Let
[tex]I = \displaystyle \int e^{-2x} \cos(2x) \, dx[/]tex
Integrate by parts:
[tex]\displaystyle \int u \, dv = uv - \int v \, du[/tex]
with
[tex]u = e^{-2x} \implies du = -2 e^{-2x} \, dx \\\\ dv = \cos(2x) \, dx \implies v = \dfrac12 \sin(2x)[/tex]
Then
[tex]\displaystyle I = \frac12 e^{-2x} \sin(2x) + \int e^{-2x} \sin(2x) \, dx + C[/tex]

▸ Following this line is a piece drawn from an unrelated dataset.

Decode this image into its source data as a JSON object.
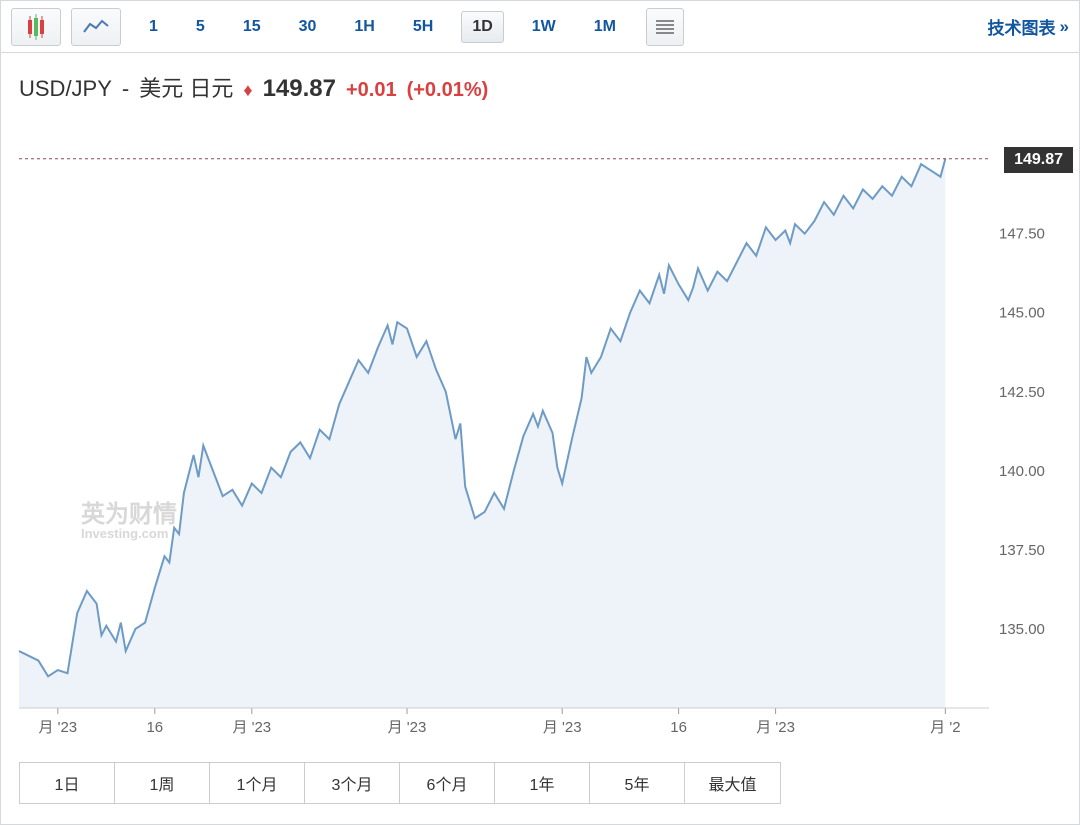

Integrate by parts again, this time with
[tex]u = e^{-2x} \implies du = -2 e^{-2x} \, dx \\\\ dv = \sin(2x) \, dx \implies v = -\dfrac12 \cos(2x)[/tex]
so that
[tex]\displaystyle I = \frac12 e^{-2x} \sin(2x) - \frac12 e^{-2x} \cos(2x) - \int e^{-2x} \cos(2x) \, dx + C\\\\ \implies I = \frac{\sin(2x)-\cos(2x)}{2e^{2x}} - I + C \\\\ \implies 2I = \frac{\sin(2x) - \cos(2x)}{2e^{2x}} + C \\\\ \implies I = \boxed{\frac{\sin(2x) - \cos(2x)}{4e^{2x}} + C}[/tex]